The proposed scheme is tested for reversibility after embedding strength optimization with ABC and it shows complete reversibility during all the tests. The IER (image error rate) is used to evaluate the reversibility of proposed scheme as defined by [3]. 100 test images of each group (General, Medical and SAR) are used to check the reversibility of proposed scheme. Table 11 is showing the comparison of proposed scheme with previous methods in terms of IER.

Table 11 Comparison of reversibility (IER) of proposed scheme with other schemes

5.6 Applicability of proposed scheme to color images

The proposed scheme is applied to color images (General and Medical) to verify its usefulness in producing reversible color watermarked images. Ten general (G1 to G10) and ten medical (M1 to M10) color hosts are used in this study in order to shown the applicability of proposed scheme. Figure 12 is showing the color host images used in this study. Color image (RGB) is made up of three channels i.e. red, green and blue. During embedding, each channel is separated and embedding is done in any one of channel (R/G/B) same like the watermarking done in gray channel (section 4.1) and then original channel is replaced by the watermarked channel. After single channel embedding for all the three channels, the embedding is also done for all the three channels at once i.e. same watermark is embedded in all the three channels in one experiment. A block division of size 16 × 16 (8 × 8 in SLT) is utilized for embedding and ABC based embedding strength optimization is performed on all the host images. Table 12 is showing the imperceptibility (PSNR) of watermarked color hosts, when the watermark is inserted in the red channel (R), green channel (G), blue channel (B) and all the three channels (RGB). In case of single channel embedding, the PSNR is calculated for that particular channel only and in case of multi channel embedding, the average of all the channel’s PSNR is calculated to obtain the overall PSNR.

Fig. 12

Color host images: General (G1 to G10) and Medical (M1 to M10)

Table 12 Imperceptibility (PSNR _i ) of color host images using proposed scheme (watermark -1)

The extraction and reversibility process for all color images are performed.
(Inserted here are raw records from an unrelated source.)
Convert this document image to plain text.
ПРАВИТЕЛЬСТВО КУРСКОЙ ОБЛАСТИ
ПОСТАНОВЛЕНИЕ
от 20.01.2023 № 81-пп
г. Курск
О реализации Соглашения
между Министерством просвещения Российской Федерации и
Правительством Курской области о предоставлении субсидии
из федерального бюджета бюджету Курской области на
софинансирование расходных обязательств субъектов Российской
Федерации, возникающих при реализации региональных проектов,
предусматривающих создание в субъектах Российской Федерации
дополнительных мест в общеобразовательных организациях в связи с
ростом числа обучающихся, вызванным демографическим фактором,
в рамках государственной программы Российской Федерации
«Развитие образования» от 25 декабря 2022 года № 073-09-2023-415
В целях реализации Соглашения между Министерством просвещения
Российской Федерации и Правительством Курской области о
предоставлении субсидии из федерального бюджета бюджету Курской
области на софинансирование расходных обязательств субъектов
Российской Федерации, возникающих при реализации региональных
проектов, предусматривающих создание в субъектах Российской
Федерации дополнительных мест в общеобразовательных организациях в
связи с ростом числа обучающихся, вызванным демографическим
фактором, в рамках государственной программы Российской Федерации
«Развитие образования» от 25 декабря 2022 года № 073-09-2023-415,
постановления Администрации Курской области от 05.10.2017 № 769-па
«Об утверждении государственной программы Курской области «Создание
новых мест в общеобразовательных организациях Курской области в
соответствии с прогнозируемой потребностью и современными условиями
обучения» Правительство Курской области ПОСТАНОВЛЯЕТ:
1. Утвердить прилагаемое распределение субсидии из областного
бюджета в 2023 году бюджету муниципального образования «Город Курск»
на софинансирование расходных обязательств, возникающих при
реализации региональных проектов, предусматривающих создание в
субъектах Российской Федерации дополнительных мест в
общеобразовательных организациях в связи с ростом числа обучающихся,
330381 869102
All hosts are recovered back completely using the proposed scheme and the extracted watermark show a zero BER (bit error rate) without any attack.

6 Conclusion

This paper proposed a robust-reversible watermarking scheme based on Slanlet transform and Artificial Bee Colony. It utilized the mean value coefficients of HL and LH bands for the watermark embedding and this provided a very good imperceptibility and robustness to scheme. The study further suggested that there is a need to find an optimal value of embedding strength to obtain a tradeoff between the imperceptibility and robustness. So it utilized artificial bee colony optimization to find the optimal values of embedding strength. The proposed scheme is completely reversible and it was checked over various types of images (medical, thermal etc.) for applicability. In future, more variants of ABC along with other metaheuristic techniques will be applied to improve the performance (generation used, PSNR, BER etc.) of watermarking process. Also, new insertion methodologies need to be developed in order to sustain major and deep geometrical attacks.